The minimum memory frequency we would recommend for a high-end Coffee Lake system is 2666 MHz. Everything below that seems to have relatively large performance effects. The cheapest DDR4 memory runs at roughly $8 per GB (2133 MHz, CL15). While cheap, that is not the way to go. Rather, get a 2666 MHz kit with CL15, or better CL14. These should be in the range of $9 per GB, which makes for an extra $15 (for 16 GB) that is well spent.

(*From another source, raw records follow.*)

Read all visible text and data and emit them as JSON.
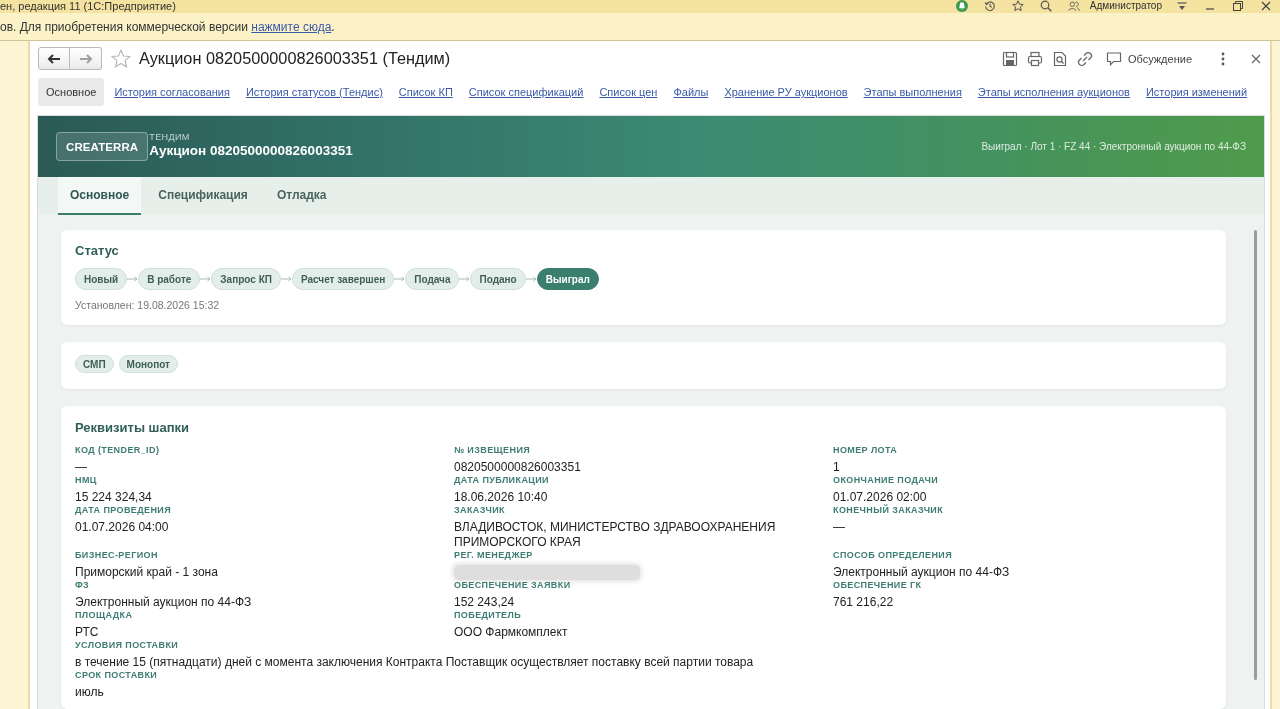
{
  "title_bar": {
    "title": "ен, редакция 11 (1С:Предприятие)",
    "user": "Администратор"
  },
  "notice": {
    "text": "ов. Для приобретения коммерческой версии ",
    "link": "нажмите сюда",
    "end": "."
  },
  "form": {
    "title": "Аукцион 0820500000826003351 (Тендим)",
    "favorite": false,
    "back_disabled": false,
    "forward_disabled": true,
    "discussion": "Обсуждение",
    "sections": [
      {
        "label": "Основное",
        "selected": true
      },
      {
        "label": "История согласования",
        "selected": false
      },
      {
        "label": "История статусов (Тендис)",
        "selected": false
      },
      {
        "label": "Список КП",
        "selected": false
      },
      {
        "label": "Список спецификаций",
        "selected": false
      },
      {
        "label": "Список цен",
        "selected": false
      },
      {
        "label": "Файлы",
        "selected": false
      },
      {
        "label": "Хранение РУ аукционов",
        "selected": false
      },
      {
        "label": "Этапы выполнения",
        "selected": false
      },
      {
        "label": "Этапы исполнения аукционов",
        "selected": false
      },
      {
        "label": "История изменений",
        "selected": false
      }
    ]
  },
  "panel": {
    "logo": "CREATERRA",
    "kicker": "ТЕНДИМ",
    "title": "Аукцион 0820500000826003351",
    "summary": "Выиграл · Лот 1 · FZ 44 · Электронный аукцион по 44-ФЗ",
    "tabs": [
      {
        "label": "Основное",
        "selected": true
      },
      {
        "label": "Спецификация",
        "selected": false
      },
      {
        "label": "Отладка",
        "selected": false
      }
    ]
  },
  "status": {
    "title": "Статус",
    "steps": [
      {
        "label": "Новый",
        "selected": false
      },
      {
        "label": "В работе",
        "selected": false
      },
      {
        "label": "Запрос КП",
        "selected": false
      },
      {
        "label": "Расчет завершен",
        "selected": false
      },
      {
        "label": "Подача",
        "selected": false
      },
      {
        "label": "Подано",
        "selected": false
      },
      {
        "label": "Выиграл",
        "selected": true
      }
    ],
    "set_at": "Установлен: 19.08.2026 15:32"
  },
  "tags": [
    "СМП",
    "Монопот"
  ],
  "details": {
    "title": "Реквизиты шапки",
    "fields": [
      {
        "kind": "text",
        "label": "КОД (TENDER_ID)",
        "value": "—"
      },
      {
        "kind": "text",
        "label": "№ ИЗВЕЩЕНИЯ",
        "value": "0820500000826003351"
      },
      {
        "kind": "text",
        "label": "НОМЕР ЛОТА",
        "value": "1"
      },
      {
        "kind": "text",
        "label": "НМЦ",
        "value": "15 224 324,34"
      },
      {
        "kind": "text",
        "label": "ДАТА ПУБЛИКАЦИИ",
        "value": "18.06.2026 10:40"
      },
      {
        "kind": "text",
        "label": "ОКОНЧАНИЕ ПОДАЧИ",
        "value": "01.07.2026 02:00"
      },
      {
        "kind": "text",
        "label": "ДАТА ПРОВЕДЕНИЯ",
        "value": "01.07.2026 04:00"
      },
      {
        "kind": "text",
        "label": "ЗАКАЗЧИК",
        "value": "ВЛАДИВОСТОК, МИНИСТЕРСТВО ЗДРАВООХРАНЕНИЯ ПРИМОРСКОГО КРАЯ"
      },
      {
        "kind": "text",
        "label": "КОНЕЧНЫЙ ЗАКАЗЧИК",
        "value": "—"
      },
      {
        "kind": "text",
        "label": "БИЗНЕС-РЕГИОН",
        "value": "Приморский край - 1 зона"
      },
      {
        "kind": "blurred",
        "label": "РЕГ. МЕНЕДЖЕР"
      },
      {
        "kind": "text",
        "label": "СПОСОБ ОПРЕДЕЛЕНИЯ",
        "value": "Электронный аукцион по 44-ФЗ"
      },
      {
        "kind": "text",
        "label": "ФЗ",
        "value": "Электронный аукцион по 44-ФЗ"
      },
      {
        "kind": "text",
        "label": "ОБЕСПЕЧЕНИЕ ЗАЯВКИ",
        "value": "152 243,24"
      },
      {
        "kind": "text",
        "label": "ОБЕСПЕЧЕНИЕ ГК",
        "value": "761 216,22"
      },
      {
        "kind": "text",
        "label": "ПЛОЩАДКА",
        "value": "РТС"
      },
      {
        "kind": "text",
        "label": "ПОБЕДИТЕЛЬ",
        "value": "ООО Фармкомплект"
      }
    ],
    "wide_fields": [
      {
        "label": "УСЛОВИЯ ПОСТАВКИ",
        "value": "в течение 15 (пятнадцати) дней с момента заключения Контракта Поставщик осуществляет поставку всей партии товара"
      },
      {
        "label": "СРОК ПОСТАВКИ",
        "value": "июль"
      }
    ]
  }
}
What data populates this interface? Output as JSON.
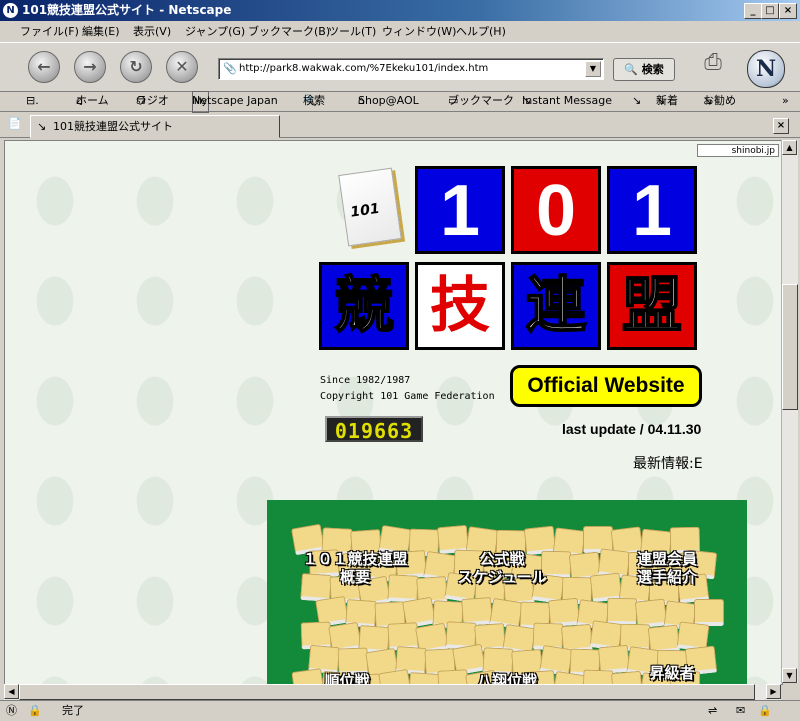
{
  "window": {
    "title": "101競技連盟公式サイト - Netscape",
    "app_icon": "N"
  },
  "menubar": [
    "ファイル(F)",
    "編集(E)",
    "表示(V)",
    "ジャンプ(G)",
    "ブックマーク(B)",
    "ツール(T)",
    "ウィンドウ(W)",
    "ヘルプ(H)"
  ],
  "navbar": {
    "url": "http://park8.wakwak.com/%7Ekeku101/index.htm",
    "search_label": "検索"
  },
  "personal_toolbar": [
    "ホーム",
    "ラジオ",
    "Netscape Japan",
    "検索",
    "Shop@AOL",
    "ブックマーク",
    "Instant Message",
    "新着",
    "お勧め",
    "»"
  ],
  "tab": {
    "label": "101競技連盟公式サイト"
  },
  "page": {
    "badge": "shinobi.jp",
    "tile_logo": "101",
    "grid_numbers": [
      "1",
      "0",
      "1"
    ],
    "grid_kanji": [
      "競",
      "技",
      "連",
      "盟"
    ],
    "official": "Official Website",
    "since": "Since 1982/1987",
    "copyright": "Copyright 101 Game Federation",
    "counter": "019663",
    "last_update": "last update / 04.11.30",
    "news": "最新情報:E",
    "menu": {
      "overview": "１０１競技連盟\n概要",
      "schedule": "公式戦\nスケジュール",
      "members": "連盟会員\n選手紹介",
      "ranking": "順位戦",
      "hachigumi": "八翔位戦",
      "promoted": "昇級者"
    }
  },
  "status": {
    "text": "完了"
  },
  "colors": {
    "blue": "#0000e0",
    "red": "#e00000",
    "yellow": "#ffff00",
    "green": "#138a3a"
  }
}
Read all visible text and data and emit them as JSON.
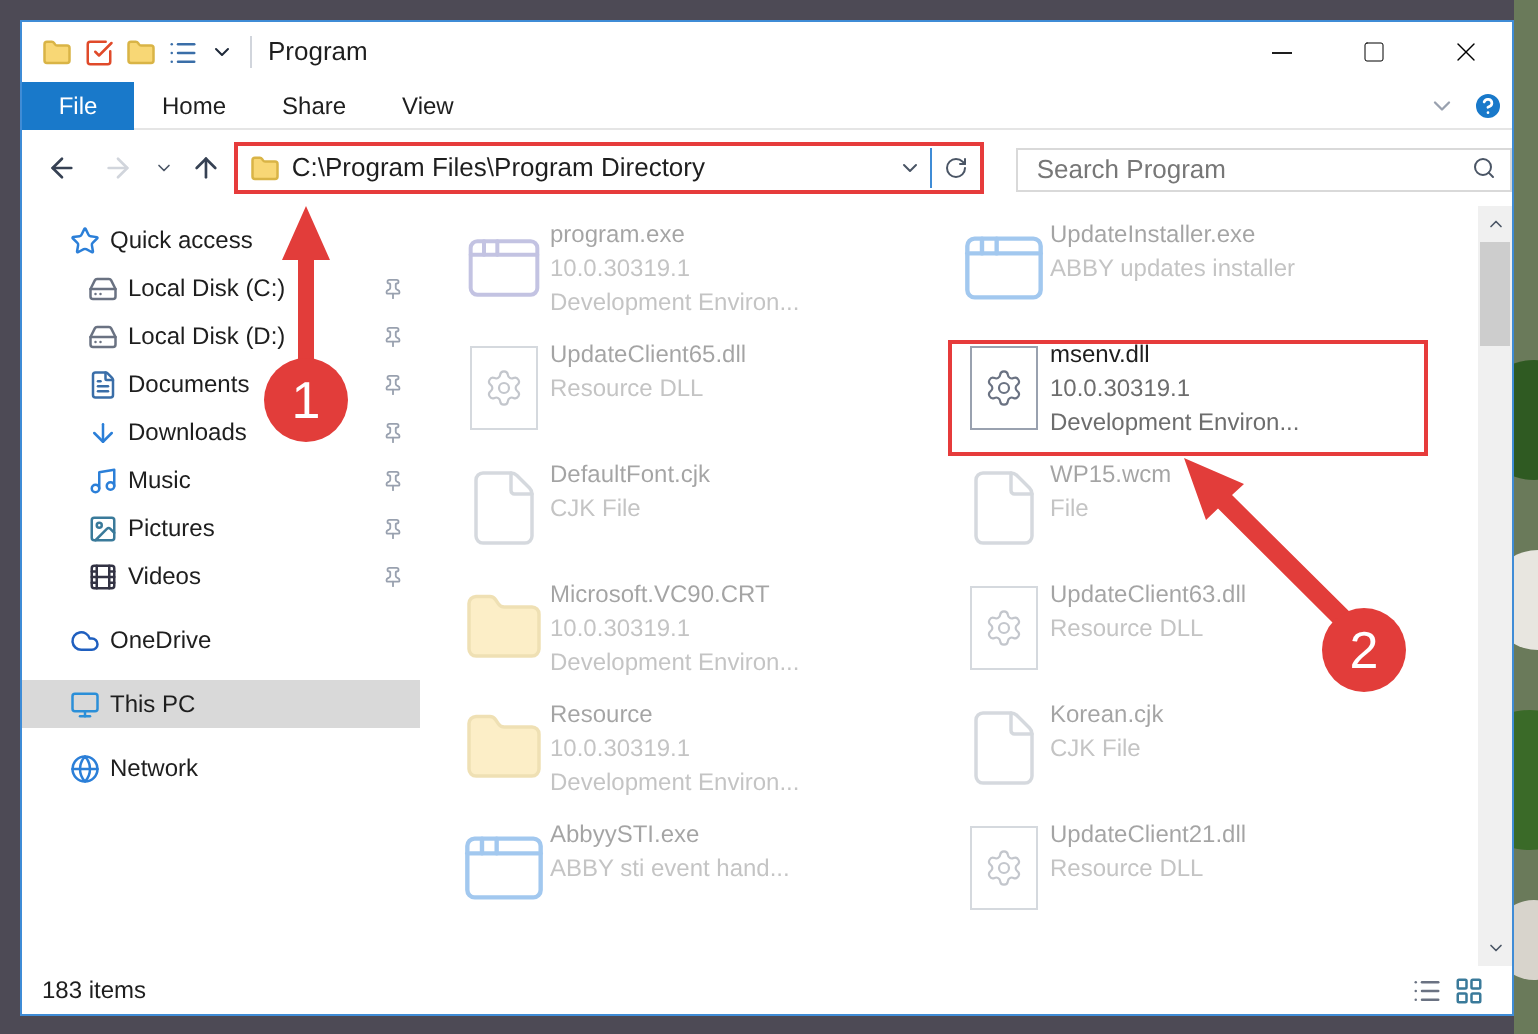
{
  "window": {
    "title": "Program"
  },
  "ribbon_tabs": [
    {
      "label": "File",
      "kind": "file"
    },
    {
      "label": "Home",
      "kind": "tab"
    },
    {
      "label": "Share",
      "kind": "tab"
    },
    {
      "label": "View",
      "kind": "tab"
    }
  ],
  "address": {
    "value": "C:\\Program Files\\Program Directory"
  },
  "search": {
    "placeholder": "Search Program"
  },
  "sidebar": {
    "items": [
      {
        "label": "Quick access",
        "kind": "star",
        "selected": false,
        "children": [
          {
            "label": "Local Disk (C:)",
            "kind": "drive",
            "pinned": true,
            "selected": false
          },
          {
            "label": "Local Disk (D:)",
            "kind": "drive",
            "pinned": true,
            "selected": false
          },
          {
            "label": "Documents",
            "kind": "documents",
            "pinned": true,
            "selected": false
          },
          {
            "label": "Downloads",
            "kind": "downloads",
            "pinned": true,
            "selected": false
          },
          {
            "label": "Music",
            "kind": "music",
            "pinned": true,
            "selected": false
          },
          {
            "label": "Pictures",
            "kind": "pictures",
            "pinned": true,
            "selected": false
          },
          {
            "label": "Videos",
            "kind": "videos",
            "pinned": true,
            "selected": false
          }
        ]
      },
      {
        "label": "OneDrive",
        "kind": "cloud",
        "selected": false
      },
      {
        "label": "This PC",
        "kind": "pc",
        "selected": true
      },
      {
        "label": "Network",
        "kind": "network",
        "selected": false
      }
    ]
  },
  "files": [
    {
      "name": "program.exe",
      "details": [
        "10.0.30319.1",
        "Development Environ..."
      ],
      "kind": "exe",
      "blurred": true
    },
    {
      "name": "UpdateInstaller.exe",
      "details": [
        "ABBY updates installer"
      ],
      "kind": "app",
      "blurred": true
    },
    {
      "name": "UpdateClient65.dll",
      "details": [
        "Resource DLL"
      ],
      "kind": "dll",
      "blurred": true
    },
    {
      "name": "msenv.dll",
      "details": [
        "10.0.30319.1",
        "Development Environ..."
      ],
      "kind": "dll",
      "blurred": false
    },
    {
      "name": "DefaultFont.cjk",
      "details": [
        "CJK File"
      ],
      "kind": "blank",
      "blurred": true
    },
    {
      "name": "WP15.wcm",
      "details": [
        "File"
      ],
      "kind": "blank",
      "blurred": true
    },
    {
      "name": "Microsoft.VC90.CRT",
      "details": [
        "10.0.30319.1",
        "Development Environ..."
      ],
      "kind": "folder",
      "blurred": true
    },
    {
      "name": "UpdateClient63.dll",
      "details": [
        "Resource DLL"
      ],
      "kind": "dll",
      "blurred": true
    },
    {
      "name": "Resource",
      "details": [
        "10.0.30319.1",
        "Development Environ..."
      ],
      "kind": "folder",
      "blurred": true
    },
    {
      "name": "Korean.cjk",
      "details": [
        "CJK File"
      ],
      "kind": "blank",
      "blurred": true
    },
    {
      "name": "AbbyySTI.exe",
      "details": [
        "ABBY sti event hand..."
      ],
      "kind": "app",
      "blurred": true
    },
    {
      "name": "UpdateClient21.dll",
      "details": [
        "Resource DLL"
      ],
      "kind": "dll",
      "blurred": true
    }
  ],
  "status_bar": {
    "count": "183 items"
  },
  "annotations": [
    {
      "label": "1"
    },
    {
      "label": "2"
    }
  ]
}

If you have a bit more money to invest, the next good option is 3200 MHz memory, with CL14 or CL15. 3200 MHz CL16 is roughly equal to 3000 MHz CL14 in speed, so consider that option too. On AMD Ryzen processors the InfinityFabric (which links the cores) is clocked at 0.5X DRAM frequency, so you had to prioritize memory frequency over latency. Coffee Lake, on the other hand, also sees good gains from improved timings, which often makes it more sensible to buy lower latency memory than to go for the highest clock speed you can find.
Last but not least, the question of 1T vs. 2T seems to be settled with measurable gains in the ~0.5% range when averaged, which are really small and in my opinion not worth the trouble of paying a lot of extra for, or fiddling with BIOS options for hours just to go from 2T to 1T.
On the topic of super-high-speed memory kits, the gains here are limited, too, often below 1%. So spending all that money on a faster graphics card instead should be more useful, at least if you are a gamer. Modders should also sign up for higher-speed memory which often come with better visuals and lighting options, ie. RGB, etc. Should you be a competitive overclocker, then every little bit of performance matters and money should be no object.